Monday, January 3, 2011

Waitress

Have you ever had those moments, when you've just seen or heard or experienced something that you just know has completely changed you. But you have no idea when or how or why or what in particular it is that's changed. And you don't know how to process it.
It's like this thing that's happened has made you feel everything you could possibly feel at once, but there's so much to feel that instead you just don't feel anything at all. Like you're numb, except that you're experiencing everything.
I'm sitting here just like that. Feeling that, experiencing that. I would say that I want to make art like that, but that may be a privilege given only to those God really loves, and it may be a privilege you only ever get once in a lifetime, if you ever get it. And I would say I want to only experience art like that, but then I maybe really would become numb to it. So instead I'll just say that I'm thankful for this one thing.

I just watched the movie "Waitress." And it is now my intention to tell every single person I know, or meet, or see, or happen to pass by, to watch this movie. When I finally fall asleep and when I wake up in the morning, I will have probably forgotten this resolution which is unfortunate, but for now. Just let me say this:

Go watch this movie. Rent it. Buy it. It's totally worth it. If you buy it and hate it, I will buy it back from you. If I know you.

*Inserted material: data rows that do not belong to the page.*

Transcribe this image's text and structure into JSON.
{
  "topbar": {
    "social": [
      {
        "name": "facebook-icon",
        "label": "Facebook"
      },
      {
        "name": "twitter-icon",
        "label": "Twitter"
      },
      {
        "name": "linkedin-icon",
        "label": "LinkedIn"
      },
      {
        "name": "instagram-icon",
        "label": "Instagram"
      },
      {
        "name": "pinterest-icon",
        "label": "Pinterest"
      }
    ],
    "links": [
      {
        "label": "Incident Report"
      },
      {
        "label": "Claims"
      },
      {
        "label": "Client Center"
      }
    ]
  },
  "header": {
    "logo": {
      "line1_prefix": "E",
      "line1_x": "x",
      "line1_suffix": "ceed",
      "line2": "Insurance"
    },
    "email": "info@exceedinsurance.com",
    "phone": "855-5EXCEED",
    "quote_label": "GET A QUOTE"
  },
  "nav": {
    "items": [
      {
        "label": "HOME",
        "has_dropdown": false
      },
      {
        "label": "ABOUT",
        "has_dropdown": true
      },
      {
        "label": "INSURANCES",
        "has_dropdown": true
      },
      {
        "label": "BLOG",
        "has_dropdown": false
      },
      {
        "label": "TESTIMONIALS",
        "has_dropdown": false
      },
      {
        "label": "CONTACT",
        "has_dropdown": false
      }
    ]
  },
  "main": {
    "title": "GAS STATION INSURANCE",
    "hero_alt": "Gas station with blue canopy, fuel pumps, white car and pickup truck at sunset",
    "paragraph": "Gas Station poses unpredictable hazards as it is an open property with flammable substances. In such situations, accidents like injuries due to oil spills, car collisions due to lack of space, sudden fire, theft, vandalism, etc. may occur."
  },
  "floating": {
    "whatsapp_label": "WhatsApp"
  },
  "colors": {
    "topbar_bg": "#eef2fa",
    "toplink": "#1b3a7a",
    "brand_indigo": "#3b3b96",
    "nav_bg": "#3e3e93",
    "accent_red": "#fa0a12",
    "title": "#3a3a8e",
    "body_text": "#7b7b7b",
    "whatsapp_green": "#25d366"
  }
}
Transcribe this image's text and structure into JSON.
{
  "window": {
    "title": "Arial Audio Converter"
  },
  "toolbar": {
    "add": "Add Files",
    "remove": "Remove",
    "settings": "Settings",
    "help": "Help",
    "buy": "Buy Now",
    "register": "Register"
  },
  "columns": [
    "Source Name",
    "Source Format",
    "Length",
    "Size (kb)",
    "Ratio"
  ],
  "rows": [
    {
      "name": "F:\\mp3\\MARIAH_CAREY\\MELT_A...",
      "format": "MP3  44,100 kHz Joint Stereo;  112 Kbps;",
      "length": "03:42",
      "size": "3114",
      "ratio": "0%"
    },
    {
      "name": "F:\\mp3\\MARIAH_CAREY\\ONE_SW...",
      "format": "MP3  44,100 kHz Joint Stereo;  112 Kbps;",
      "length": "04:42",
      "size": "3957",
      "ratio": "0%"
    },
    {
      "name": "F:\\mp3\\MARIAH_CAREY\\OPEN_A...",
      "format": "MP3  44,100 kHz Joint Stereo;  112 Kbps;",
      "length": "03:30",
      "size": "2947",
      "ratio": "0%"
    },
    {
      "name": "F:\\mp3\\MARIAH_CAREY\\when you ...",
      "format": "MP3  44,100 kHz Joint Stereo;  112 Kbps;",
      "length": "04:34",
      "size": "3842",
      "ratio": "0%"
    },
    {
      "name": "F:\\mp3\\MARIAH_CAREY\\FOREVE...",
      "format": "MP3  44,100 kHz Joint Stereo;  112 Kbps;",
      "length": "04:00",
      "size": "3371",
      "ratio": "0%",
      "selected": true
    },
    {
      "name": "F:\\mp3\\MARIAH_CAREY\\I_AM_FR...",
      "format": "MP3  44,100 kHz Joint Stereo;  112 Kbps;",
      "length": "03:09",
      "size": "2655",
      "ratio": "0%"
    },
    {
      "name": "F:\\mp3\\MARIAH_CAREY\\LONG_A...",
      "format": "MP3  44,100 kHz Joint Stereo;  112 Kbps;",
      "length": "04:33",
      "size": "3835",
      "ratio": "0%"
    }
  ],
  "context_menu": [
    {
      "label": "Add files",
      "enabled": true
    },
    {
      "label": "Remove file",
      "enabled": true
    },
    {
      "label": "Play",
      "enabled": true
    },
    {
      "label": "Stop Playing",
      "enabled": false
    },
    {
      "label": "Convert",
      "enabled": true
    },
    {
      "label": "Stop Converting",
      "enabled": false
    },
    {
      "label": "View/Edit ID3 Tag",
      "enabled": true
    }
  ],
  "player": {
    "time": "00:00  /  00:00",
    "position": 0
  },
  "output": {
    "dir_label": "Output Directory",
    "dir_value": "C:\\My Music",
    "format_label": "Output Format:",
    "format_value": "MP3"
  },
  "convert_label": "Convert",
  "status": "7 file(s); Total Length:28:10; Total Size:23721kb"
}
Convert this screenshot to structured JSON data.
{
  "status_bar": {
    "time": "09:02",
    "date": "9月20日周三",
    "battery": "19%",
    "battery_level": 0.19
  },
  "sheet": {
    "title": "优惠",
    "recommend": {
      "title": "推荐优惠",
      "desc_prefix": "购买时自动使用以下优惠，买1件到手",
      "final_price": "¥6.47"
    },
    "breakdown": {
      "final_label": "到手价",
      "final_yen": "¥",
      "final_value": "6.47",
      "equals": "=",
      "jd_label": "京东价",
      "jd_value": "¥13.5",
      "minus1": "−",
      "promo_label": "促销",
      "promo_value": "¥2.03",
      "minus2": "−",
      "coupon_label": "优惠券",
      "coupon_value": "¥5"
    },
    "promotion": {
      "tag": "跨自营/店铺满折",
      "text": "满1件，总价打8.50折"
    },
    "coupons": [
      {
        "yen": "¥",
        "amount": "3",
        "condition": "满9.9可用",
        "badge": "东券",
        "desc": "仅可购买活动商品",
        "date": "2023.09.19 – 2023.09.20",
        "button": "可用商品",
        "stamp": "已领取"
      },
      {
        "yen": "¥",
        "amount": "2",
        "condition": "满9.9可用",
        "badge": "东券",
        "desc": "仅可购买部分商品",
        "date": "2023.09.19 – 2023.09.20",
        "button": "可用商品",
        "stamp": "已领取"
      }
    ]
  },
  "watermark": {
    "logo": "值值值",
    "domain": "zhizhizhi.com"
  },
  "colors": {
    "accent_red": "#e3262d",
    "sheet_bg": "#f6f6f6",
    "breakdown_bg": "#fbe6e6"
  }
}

I wonder if Heaven feels like this only deeper and more real? You know, when all of your sins are removed, and your heart of stone is turned to a heart of flesh, and finally. Finally. Everything is as it should be, and there is no longer anything terribly horribly wrong with the world. Finally everything has been set to rights. This is probably a lot like what it feels like. Or this is maybe the closest on Earth I'll ever come.

I hope you like this movie. I'll feel terrible for talking like this if you don't. But if you don't, then I'll just be satisfied that this was God's own love letter to me, reminding me that my soul is not dead or asleep, just on a journey, making its way home, but it has not forgotten ... and nor should I.

3 comments:

benny krown said...

this is what i love about film.
it has such an incredible ability to change people, even if just for a moment. but the exciting and dangerous reality is that moment might be a catalyst for something bigger that will affect the rest of their life.

i don't know if i'll watch waitress. i would have to find a chick to watch a chick flick with. otherwise i just couldn't justify my manhood if i watched it alone. but i will remember your recommendation and take the opportunity if it ever presents itself.

Amy Rose said...

i will definitely keep it in mind and look it up!

That's how Gone with the Wind was for me, the first time I read it. It completely changed the way I thought about certain things, and while I am so grateful for that change, when I went back and read it again it had lost its magic. I guess it had already done it's work and could now go back to being just a novel?

Anyway, not saying that Waitress will be like that for you, just that I've had that kind of feeling before...

The Wibbler said...

Benny,

I promise it's less of a chick-flick and more of just a great indie film. Seriously. I mean, yes, there's a love story and the main characters are women. However, I think you, being a student of film, of all people, could get away with watching it without a chick, as you say. I could be wrong, but I think this movie walks the very fine line and has pretty great balance.

Amy,

Even though your experience is one I've also had, it still makes me sad that magic doesn't last. I know that part of its beauty is its temporal nature, but it still breaks my heart.